O Welfare State não pode ser interpretado como uma mera reforma do
capitalismo, mas sim como uma grande transformação econômica, social e
política. Ele é, nesse sentido, revolucionário. Não foi um presente de
governos ou empresas, mas a consequência de potentes lutas sociais que
conseguiram negociar a repartição da riqueza. Isso fica sintetizado na
emergência de um Estado que institucionalizou a ética da solidariedade. O
individuo cedeu lugar ao cidadão portador de direitos. No entanto, as
gerações que cresceram sob o manto generoso da proteção social e do
pleno emprego acabaram por naturalizar tais conquistas. As novas e
prósperas classes médias esqueceram que seus pais e avós lutaram e
morreram por isso. Um esquecimento que custa e custará muito caro às
gerações atuais e futuras. Caminhamos para um Estado de Mal Estar
Social!


Essa regressão social começou quando começamos a libertar a economia dos
limites impostos pela sociedade, já no início dos anos 70. Sob o
ideário liberal dos mercados, em nome da eficiência e da competição, a
ética da solidariedade foi substituída pela ética da concorrência ou do
desempenho. É o seu desempenho individual no mercado que define sua
posição na sociedade: vencedor ou perdedor. Ainda que a grande maioria
das pessoas seja perdedora e não concorra em condições de igualdade, não
existem outras classificações possíveis. Não por acaso o principal
slogan do movimento Occupy Wall Street é “somos os 99%”. Não por acaso,
grande parte da população espanhola está indignada.

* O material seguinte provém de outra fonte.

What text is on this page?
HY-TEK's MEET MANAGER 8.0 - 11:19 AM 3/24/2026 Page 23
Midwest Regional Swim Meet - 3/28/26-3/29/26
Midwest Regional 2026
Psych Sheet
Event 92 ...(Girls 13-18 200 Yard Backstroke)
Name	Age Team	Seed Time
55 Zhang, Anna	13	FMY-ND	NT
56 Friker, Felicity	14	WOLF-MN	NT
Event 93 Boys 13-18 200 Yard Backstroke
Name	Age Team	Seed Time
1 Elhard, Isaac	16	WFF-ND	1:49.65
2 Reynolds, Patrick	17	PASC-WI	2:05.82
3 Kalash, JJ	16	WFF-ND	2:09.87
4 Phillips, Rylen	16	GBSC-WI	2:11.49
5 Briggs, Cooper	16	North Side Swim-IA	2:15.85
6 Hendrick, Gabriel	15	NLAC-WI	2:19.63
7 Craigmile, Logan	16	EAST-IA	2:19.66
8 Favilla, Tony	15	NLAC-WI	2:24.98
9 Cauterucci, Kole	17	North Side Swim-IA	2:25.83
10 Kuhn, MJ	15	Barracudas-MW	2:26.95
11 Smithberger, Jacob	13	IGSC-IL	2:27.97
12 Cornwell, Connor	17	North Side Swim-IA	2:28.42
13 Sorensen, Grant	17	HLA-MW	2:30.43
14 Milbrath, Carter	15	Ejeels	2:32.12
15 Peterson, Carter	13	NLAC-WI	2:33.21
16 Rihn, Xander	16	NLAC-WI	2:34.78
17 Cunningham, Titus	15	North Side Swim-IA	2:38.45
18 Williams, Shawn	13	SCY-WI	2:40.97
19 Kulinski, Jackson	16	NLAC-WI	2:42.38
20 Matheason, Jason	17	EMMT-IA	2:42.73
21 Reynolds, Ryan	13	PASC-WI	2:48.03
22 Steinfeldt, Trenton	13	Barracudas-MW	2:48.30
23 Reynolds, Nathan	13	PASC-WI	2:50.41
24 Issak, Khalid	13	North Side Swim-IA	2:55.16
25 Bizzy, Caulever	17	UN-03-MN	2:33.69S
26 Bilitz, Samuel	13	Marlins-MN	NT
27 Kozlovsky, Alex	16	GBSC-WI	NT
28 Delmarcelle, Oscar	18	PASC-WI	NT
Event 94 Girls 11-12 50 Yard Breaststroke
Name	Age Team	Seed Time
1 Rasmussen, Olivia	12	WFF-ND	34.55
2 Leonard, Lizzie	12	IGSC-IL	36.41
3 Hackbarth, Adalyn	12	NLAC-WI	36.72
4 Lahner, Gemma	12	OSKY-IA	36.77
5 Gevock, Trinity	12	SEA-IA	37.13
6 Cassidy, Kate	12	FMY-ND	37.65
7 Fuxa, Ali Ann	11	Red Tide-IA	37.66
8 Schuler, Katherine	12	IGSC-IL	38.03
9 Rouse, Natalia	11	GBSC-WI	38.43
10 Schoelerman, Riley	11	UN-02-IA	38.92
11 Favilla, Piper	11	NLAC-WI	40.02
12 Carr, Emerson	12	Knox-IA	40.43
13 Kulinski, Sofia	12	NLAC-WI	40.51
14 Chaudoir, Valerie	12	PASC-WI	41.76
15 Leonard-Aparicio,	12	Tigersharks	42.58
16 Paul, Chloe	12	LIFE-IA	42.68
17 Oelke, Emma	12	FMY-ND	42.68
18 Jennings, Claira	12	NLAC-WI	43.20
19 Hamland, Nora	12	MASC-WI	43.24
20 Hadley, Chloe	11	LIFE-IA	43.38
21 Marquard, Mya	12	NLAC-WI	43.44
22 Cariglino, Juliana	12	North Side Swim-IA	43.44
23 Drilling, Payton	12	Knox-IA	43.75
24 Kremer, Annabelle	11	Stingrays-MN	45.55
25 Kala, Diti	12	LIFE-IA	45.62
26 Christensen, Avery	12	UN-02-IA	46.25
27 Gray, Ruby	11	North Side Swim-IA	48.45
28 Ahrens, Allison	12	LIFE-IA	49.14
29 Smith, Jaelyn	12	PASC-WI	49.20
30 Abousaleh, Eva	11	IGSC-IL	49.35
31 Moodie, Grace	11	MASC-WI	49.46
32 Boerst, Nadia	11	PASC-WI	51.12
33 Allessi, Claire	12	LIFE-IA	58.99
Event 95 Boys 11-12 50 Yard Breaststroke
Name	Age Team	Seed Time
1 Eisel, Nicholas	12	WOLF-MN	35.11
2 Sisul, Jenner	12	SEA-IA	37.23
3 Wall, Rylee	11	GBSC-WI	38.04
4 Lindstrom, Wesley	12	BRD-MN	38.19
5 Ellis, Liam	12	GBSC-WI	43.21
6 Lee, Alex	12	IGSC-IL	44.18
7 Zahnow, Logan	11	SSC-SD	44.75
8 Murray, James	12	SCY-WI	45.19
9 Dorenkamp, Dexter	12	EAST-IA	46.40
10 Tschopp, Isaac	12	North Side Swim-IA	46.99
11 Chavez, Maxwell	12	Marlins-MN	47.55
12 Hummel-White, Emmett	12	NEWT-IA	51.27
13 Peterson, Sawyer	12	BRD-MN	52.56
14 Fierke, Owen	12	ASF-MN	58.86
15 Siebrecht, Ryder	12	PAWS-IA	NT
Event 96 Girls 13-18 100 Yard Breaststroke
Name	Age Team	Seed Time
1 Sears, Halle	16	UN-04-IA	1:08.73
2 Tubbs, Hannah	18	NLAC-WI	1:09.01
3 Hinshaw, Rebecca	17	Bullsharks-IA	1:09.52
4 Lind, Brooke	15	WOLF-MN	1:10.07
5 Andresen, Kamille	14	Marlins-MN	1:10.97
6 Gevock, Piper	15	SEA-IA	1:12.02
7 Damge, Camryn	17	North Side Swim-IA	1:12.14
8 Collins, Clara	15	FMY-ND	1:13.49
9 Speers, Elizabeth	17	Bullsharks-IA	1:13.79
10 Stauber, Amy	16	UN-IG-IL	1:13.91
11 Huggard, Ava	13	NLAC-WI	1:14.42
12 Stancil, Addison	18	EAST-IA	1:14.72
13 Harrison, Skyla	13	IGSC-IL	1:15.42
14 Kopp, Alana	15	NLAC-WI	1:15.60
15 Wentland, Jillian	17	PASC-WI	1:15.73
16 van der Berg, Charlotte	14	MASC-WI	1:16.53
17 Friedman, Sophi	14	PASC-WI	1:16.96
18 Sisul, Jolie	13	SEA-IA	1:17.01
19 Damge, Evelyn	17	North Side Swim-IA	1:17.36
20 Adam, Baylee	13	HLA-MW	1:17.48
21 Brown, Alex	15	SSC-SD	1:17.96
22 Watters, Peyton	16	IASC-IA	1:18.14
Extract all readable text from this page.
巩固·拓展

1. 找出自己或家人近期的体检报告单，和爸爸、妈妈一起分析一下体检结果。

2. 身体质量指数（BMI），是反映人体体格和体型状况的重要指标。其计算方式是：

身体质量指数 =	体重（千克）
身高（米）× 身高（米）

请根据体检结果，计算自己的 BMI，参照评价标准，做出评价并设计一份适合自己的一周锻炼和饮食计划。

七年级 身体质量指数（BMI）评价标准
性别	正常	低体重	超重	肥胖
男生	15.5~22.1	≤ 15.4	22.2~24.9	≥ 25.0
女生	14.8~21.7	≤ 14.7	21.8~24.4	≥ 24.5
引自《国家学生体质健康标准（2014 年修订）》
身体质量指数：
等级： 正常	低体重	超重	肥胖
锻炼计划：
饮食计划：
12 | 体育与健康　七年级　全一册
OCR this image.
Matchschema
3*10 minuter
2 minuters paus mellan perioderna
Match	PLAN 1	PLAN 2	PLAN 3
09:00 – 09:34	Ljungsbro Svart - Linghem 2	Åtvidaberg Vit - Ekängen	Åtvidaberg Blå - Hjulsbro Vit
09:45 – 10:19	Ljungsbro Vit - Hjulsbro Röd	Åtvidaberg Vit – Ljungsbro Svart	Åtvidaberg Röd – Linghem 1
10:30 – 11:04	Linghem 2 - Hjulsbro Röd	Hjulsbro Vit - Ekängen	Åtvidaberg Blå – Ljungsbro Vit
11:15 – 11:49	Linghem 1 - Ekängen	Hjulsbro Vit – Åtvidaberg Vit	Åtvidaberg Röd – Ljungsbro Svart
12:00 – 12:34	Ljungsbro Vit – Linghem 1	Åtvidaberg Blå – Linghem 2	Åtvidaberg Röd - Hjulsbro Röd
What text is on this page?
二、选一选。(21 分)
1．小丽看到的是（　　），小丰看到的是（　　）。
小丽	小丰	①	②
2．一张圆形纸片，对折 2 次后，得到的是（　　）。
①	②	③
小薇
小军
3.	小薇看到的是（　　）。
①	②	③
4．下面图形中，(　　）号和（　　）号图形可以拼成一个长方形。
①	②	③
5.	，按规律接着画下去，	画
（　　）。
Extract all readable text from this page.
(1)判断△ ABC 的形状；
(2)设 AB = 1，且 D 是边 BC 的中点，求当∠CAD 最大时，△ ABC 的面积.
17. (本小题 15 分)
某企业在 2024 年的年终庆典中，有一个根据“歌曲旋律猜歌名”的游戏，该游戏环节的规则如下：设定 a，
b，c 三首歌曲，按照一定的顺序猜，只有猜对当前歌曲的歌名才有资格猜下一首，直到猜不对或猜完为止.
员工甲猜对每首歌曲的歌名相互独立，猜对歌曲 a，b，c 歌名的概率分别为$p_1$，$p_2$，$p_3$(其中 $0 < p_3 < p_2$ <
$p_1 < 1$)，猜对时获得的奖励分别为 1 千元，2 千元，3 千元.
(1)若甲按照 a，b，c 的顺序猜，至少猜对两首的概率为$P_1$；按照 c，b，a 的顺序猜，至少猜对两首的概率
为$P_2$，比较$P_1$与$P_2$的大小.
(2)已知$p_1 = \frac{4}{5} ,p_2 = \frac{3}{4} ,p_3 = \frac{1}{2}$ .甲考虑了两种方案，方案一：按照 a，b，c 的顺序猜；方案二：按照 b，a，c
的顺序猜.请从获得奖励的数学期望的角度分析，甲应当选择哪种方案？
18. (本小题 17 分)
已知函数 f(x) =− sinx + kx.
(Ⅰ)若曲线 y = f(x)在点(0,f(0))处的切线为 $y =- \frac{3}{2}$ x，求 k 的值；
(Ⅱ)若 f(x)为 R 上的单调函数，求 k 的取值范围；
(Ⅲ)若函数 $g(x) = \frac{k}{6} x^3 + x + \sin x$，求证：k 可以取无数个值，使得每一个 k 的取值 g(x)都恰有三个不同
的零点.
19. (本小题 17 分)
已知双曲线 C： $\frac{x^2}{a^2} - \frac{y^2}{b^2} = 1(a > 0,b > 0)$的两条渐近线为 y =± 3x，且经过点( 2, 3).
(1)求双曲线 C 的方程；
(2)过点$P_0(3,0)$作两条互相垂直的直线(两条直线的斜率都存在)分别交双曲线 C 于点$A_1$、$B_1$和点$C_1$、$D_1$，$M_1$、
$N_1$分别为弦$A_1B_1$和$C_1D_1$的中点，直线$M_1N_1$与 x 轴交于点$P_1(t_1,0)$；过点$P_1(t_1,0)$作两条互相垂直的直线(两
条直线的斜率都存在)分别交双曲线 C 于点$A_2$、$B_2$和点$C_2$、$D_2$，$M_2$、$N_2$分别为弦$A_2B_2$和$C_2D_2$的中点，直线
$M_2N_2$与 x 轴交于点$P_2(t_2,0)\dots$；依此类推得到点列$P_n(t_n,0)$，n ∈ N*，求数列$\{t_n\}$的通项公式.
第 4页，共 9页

Mesmo em um país como o Brasil, a despeito dos importantes avanços
econômicos e sociais recentes, a outrora chamada “dívida social” ainda é
enorme e se expressa na precariedade que assola todos os níveis da vida
nacional. Não se pode ignorar que esses caminhos tomados nos países
centrais terão impactos sob essa jovem democracia que busca, ainda,
universalizar os direitos de cidadania estabelecidos nos meados do
século passado nas nações desenvolvidas.


Como então acreditar que precisamos escolher entre o caos e austeridade
fiscal dos Estados, se essa austeridade é o próprio caos? Como aceitar
que grande parte da carga tributária seja diretamente direcionada para
as mãos do 1% detentor de carteiras de títulos financeiros? Por que a
posse de tais papéis que representam direitos à apropriação da renda e
da riqueza gerada pela totalidade da sociedade ganham preeminência
diante das necessidades da vida dos cidadãos? Por que os homens do
século XXI submetem aos ditames do ganho financeiro estéril o direito ao
conforto, à educação e à cultura?


As respostas para tais questões não serão encontradas nos meios de
comunicação de massa. Os espaços de informação e de formação da
consciência política e coletiva foram ocupados por aparatos
comprometidos com a força dos mais fortes e controlado pela hegemonia
das banalidades. É mais importante perguntar o que o sujeito comeu no
café da manhã do que promover reflexões sobre os rumos da humanidade.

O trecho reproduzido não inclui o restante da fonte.